The truth is the IDE brought something to Java (and Pascal and C++ etc.) that made the vast majority of programmers never want to look back. Nothing of the sort has happened with dynamic languages. What did IDEs bring? Code completion was a late comer, compared to integrated debugging and the project management abilities. Code completion came in at about the same time as tools to navigate large code bases. Both of those need a structured representation of the code and until IDEs got powerful and fast enough to quickly generate and maintain in sync such a representation, we only had an editor+debugger+a project file. Now IDEs also include anything and everything around the development process, all with the idea that the programmer should not leave the environment (nevermind that we prefer to take a walk outside from time to time - I don't care about your integrated browser, Chrome is an Alt-tab away!).

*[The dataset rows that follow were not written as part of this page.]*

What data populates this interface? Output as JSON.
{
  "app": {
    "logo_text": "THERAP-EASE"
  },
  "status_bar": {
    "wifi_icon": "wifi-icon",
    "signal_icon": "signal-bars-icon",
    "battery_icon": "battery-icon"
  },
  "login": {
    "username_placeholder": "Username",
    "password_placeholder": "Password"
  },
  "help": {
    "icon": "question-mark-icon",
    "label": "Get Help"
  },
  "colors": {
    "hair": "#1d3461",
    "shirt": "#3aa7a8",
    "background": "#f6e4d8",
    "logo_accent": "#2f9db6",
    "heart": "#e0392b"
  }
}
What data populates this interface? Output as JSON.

Since I've been coding with scripting languages even before they became so hot, I had that IDE problem a long time ago. That is to say, more than 10 years ago. And there was one UI for scripting that I thought was not only quite original,  but a great match for the kind of scripting I was usually doing, namely exploring and testing APIs, writing utilities, throw away programs, prototypes, lots of activities that occasionally occupy a bigger portion of my time than end-user code.  That UI was the Mathematica notebook. If you have never heard of it, Mathematica (http://www.wolfram.com/mathematicais a commercial system that came out in the 90s and has steadily been growing its user base with even larger ambitions as of late. The heart of it is its term-rewrite programming language, nice graphics and sophisticated math algorithms, but the notion of a notebook, as a better than REPL interface, is applicable to any scripting (i.e. evaluation-based, interpreter) language. A notebook is a structured document that has input cells, output cells, groups of cells, groups of groups of cells etc. The output cells contain anything that the input produces which can be a complex graphic display or even an interactive component. That's perfect! How come we haven't seen it widely applied?

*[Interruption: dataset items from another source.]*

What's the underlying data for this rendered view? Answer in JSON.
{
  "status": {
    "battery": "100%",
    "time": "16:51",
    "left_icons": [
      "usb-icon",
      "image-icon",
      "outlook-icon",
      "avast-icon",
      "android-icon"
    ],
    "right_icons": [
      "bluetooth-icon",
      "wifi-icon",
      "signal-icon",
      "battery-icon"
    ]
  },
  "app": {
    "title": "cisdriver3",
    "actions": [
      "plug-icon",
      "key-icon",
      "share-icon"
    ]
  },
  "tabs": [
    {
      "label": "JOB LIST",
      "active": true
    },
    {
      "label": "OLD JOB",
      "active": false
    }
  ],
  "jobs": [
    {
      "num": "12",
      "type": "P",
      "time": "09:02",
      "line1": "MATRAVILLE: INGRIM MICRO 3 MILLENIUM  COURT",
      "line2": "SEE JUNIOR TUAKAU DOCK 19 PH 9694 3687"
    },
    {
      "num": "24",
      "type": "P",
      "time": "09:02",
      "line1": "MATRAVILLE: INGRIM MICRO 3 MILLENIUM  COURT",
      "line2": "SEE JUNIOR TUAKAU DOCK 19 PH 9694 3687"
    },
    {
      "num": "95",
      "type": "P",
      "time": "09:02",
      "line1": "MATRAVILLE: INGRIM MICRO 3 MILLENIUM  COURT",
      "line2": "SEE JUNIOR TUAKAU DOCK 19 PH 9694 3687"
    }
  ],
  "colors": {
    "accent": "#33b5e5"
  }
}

Thus Seco was born. On a first approximation, Seco is just a shell to JVM dynamic languages that imitates Mathematica's notebooks. It has its own ambition a bit beyond that, moving towards an experimental notion of software development as semi-structured evolutionary process. Because of that grand goal, which should not distract you from the practicality of the tool that I and a few friends and colleagues have been using for years, Seco has a few extras, like the fact that your work is always persisted on disk, the more advanced zoomable interface beyond the mere notebook concepts. The best way to see why this is worth blogging about is to play with it a little. Go visit http://kobrix.com/seco.jsp.

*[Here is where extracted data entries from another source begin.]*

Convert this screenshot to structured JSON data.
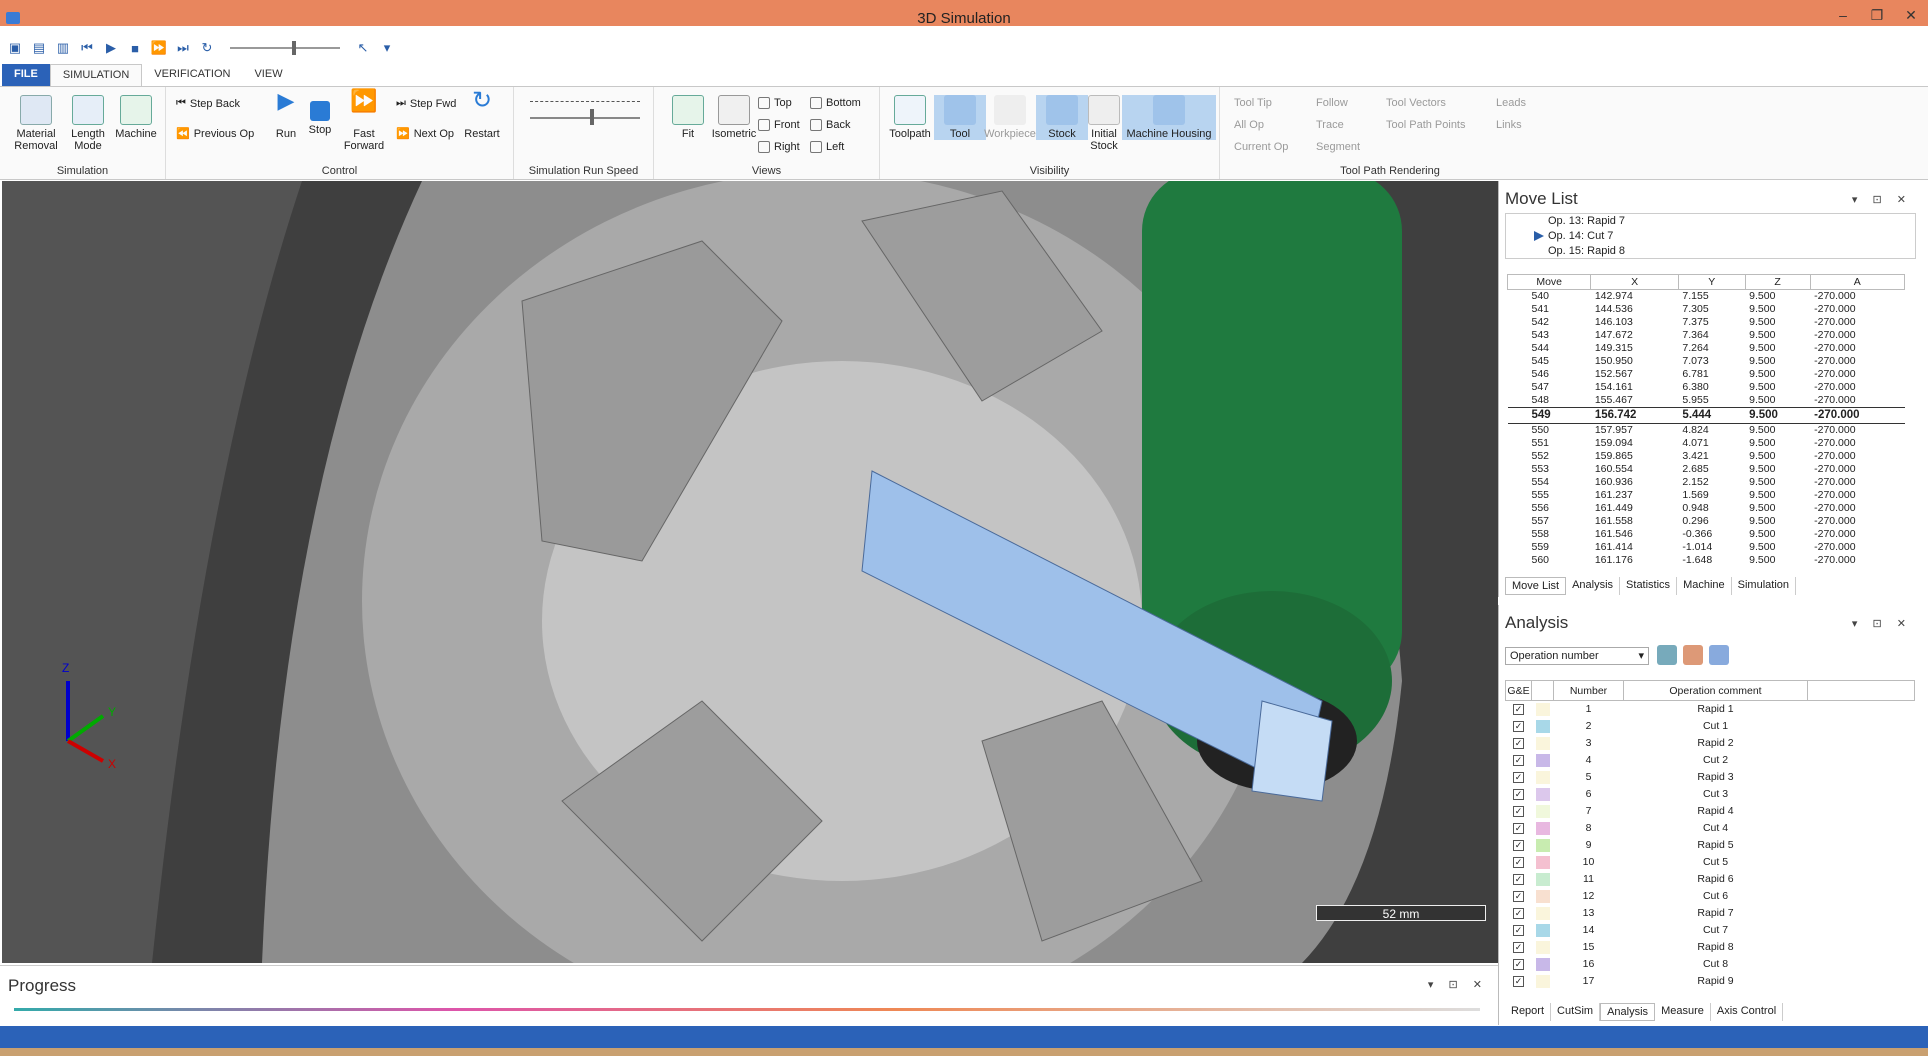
{
  "window": {
    "title": "3D Simulation"
  },
  "tabs": [
    "FILE",
    "SIMULATION",
    "VERIFICATION",
    "VIEW"
  ],
  "ribbon": {
    "simulation": {
      "label": "Simulation",
      "material_removal": "Material Removal",
      "length_mode": "Length Mode",
      "machine": "Machine"
    },
    "control": {
      "label": "Control",
      "step_back": "Step Back",
      "previous_op": "Previous Op",
      "run": "Run",
      "stop": "Stop",
      "fast_forward": "Fast Forward",
      "step_fwd": "Step Fwd",
      "next_op": "Next Op",
      "restart": "Restart"
    },
    "speed": {
      "label": "Simulation Run Speed"
    },
    "views": {
      "label": "Views",
      "fit": "Fit",
      "isometric": "Isometric",
      "top": "Top",
      "front": "Front",
      "right": "Right",
      "bottom": "Bottom",
      "back": "Back",
      "left": "Left"
    },
    "visibility": {
      "label": "Visibility",
      "toolpath": "Toolpath",
      "tool": "Tool",
      "workpiece": "Workpiece",
      "stock": "Stock",
      "initial_stock": "Initial Stock",
      "machine_housing": "Machine Housing"
    },
    "rendering": {
      "label": "Tool Path Rendering",
      "tool_tip": "Tool Tip",
      "all_op": "All Op",
      "current_op": "Current Op",
      "follow": "Follow",
      "trace": "Trace",
      "segment": "Segment",
      "tool_vectors": "Tool Vectors",
      "tool_path_points": "Tool Path Points",
      "leads": "Leads",
      "links": "Links"
    }
  },
  "viewport": {
    "scale_label": "52 mm",
    "axes": {
      "x": "X",
      "y": "Y",
      "z": "Z"
    }
  },
  "progress": {
    "title": "Progress"
  },
  "movelist": {
    "title": "Move List",
    "ops": [
      "Op. 13: Rapid 7",
      "Op. 14: Cut 7",
      "Op. 15: Rapid 8"
    ],
    "columns": [
      "Move",
      "X",
      "Y",
      "Z",
      "A"
    ],
    "rows": [
      [
        "540",
        "142.974",
        "7.155",
        "9.500",
        "-270.000"
      ],
      [
        "541",
        "144.536",
        "7.305",
        "9.500",
        "-270.000"
      ],
      [
        "542",
        "146.103",
        "7.375",
        "9.500",
        "-270.000"
      ],
      [
        "543",
        "147.672",
        "7.364",
        "9.500",
        "-270.000"
      ],
      [
        "544",
        "149.315",
        "7.264",
        "9.500",
        "-270.000"
      ],
      [
        "545",
        "150.950",
        "7.073",
        "9.500",
        "-270.000"
      ],
      [
        "546",
        "152.567",
        "6.781",
        "9.500",
        "-270.000"
      ],
      [
        "547",
        "154.161",
        "6.380",
        "9.500",
        "-270.000"
      ],
      [
        "548",
        "155.467",
        "5.955",
        "9.500",
        "-270.000"
      ],
      [
        "549",
        "156.742",
        "5.444",
        "9.500",
        "-270.000"
      ],
      [
        "550",
        "157.957",
        "4.824",
        "9.500",
        "-270.000"
      ],
      [
        "551",
        "159.094",
        "4.071",
        "9.500",
        "-270.000"
      ],
      [
        "552",
        "159.865",
        "3.421",
        "9.500",
        "-270.000"
      ],
      [
        "553",
        "160.554",
        "2.685",
        "9.500",
        "-270.000"
      ],
      [
        "554",
        "160.936",
        "2.152",
        "9.500",
        "-270.000"
      ],
      [
        "555",
        "161.237",
        "1.569",
        "9.500",
        "-270.000"
      ],
      [
        "556",
        "161.449",
        "0.948",
        "9.500",
        "-270.000"
      ],
      [
        "557",
        "161.558",
        "0.296",
        "9.500",
        "-270.000"
      ],
      [
        "558",
        "161.546",
        "-0.366",
        "9.500",
        "-270.000"
      ],
      [
        "559",
        "161.414",
        "-1.014",
        "9.500",
        "-270.000"
      ],
      [
        "560",
        "161.176",
        "-1.648",
        "9.500",
        "-270.000"
      ]
    ],
    "current_row": 9,
    "tabs": [
      "Move List",
      "Analysis",
      "Statistics",
      "Machine",
      "Simulation"
    ]
  },
  "analysis": {
    "title": "Analysis",
    "dropdown": "Operation number",
    "columns": [
      "G&E",
      "Number",
      "Operation comment"
    ],
    "rows": [
      {
        "n": "1",
        "c": "Rapid 1",
        "color": "#faf5dc"
      },
      {
        "n": "2",
        "c": "Cut 1",
        "color": "#a8d8e8"
      },
      {
        "n": "3",
        "c": "Rapid 2",
        "color": "#faf5dc"
      },
      {
        "n": "4",
        "c": "Cut 2",
        "color": "#c8b8e8"
      },
      {
        "n": "5",
        "c": "Rapid 3",
        "color": "#faf5dc"
      },
      {
        "n": "6",
        "c": "Cut 3",
        "color": "#dcc8ec"
      },
      {
        "n": "7",
        "c": "Rapid 4",
        "color": "#f0f8dc"
      },
      {
        "n": "8",
        "c": "Cut 4",
        "color": "#e8b8e0"
      },
      {
        "n": "9",
        "c": "Rapid 5",
        "color": "#c8ecb0"
      },
      {
        "n": "10",
        "c": "Cut 5",
        "color": "#f4c0d0"
      },
      {
        "n": "11",
        "c": "Rapid 6",
        "color": "#c8ecd0"
      },
      {
        "n": "12",
        "c": "Cut 6",
        "color": "#f8e0d0"
      },
      {
        "n": "13",
        "c": "Rapid 7",
        "color": "#faf5dc"
      },
      {
        "n": "14",
        "c": "Cut 7",
        "color": "#a8d8e8"
      },
      {
        "n": "15",
        "c": "Rapid 8",
        "color": "#faf5dc"
      },
      {
        "n": "16",
        "c": "Cut 8",
        "color": "#c8b8e8"
      },
      {
        "n": "17",
        "c": "Rapid 9",
        "color": "#faf5dc"
      }
    ],
    "tabs": [
      "Report",
      "CutSim",
      "Analysis",
      "Measure",
      "Axis Control"
    ]
  }
}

Seco was written almost in its entirety by a former Kobrix Software employee, Konstantin Vandev. It is about a decade old, but active development stopped a few years ago. I took a couple of hours here and there in the past months to fix some bugs, started implementing a new feature to have a centralized searchable repository for notebooks so people can backup their work remotely, access it and/or publish it. That feature is not ready, but I'd like to breathe some life into the project by making a release. So consider this an official Seco 0.5 release which besides the aforementioned bug fixes upgrades to the latest version of HyperGraphDB (the backing database where everything get stored) and removes dependency on the BerkeleyDB native library so it's pure Java now.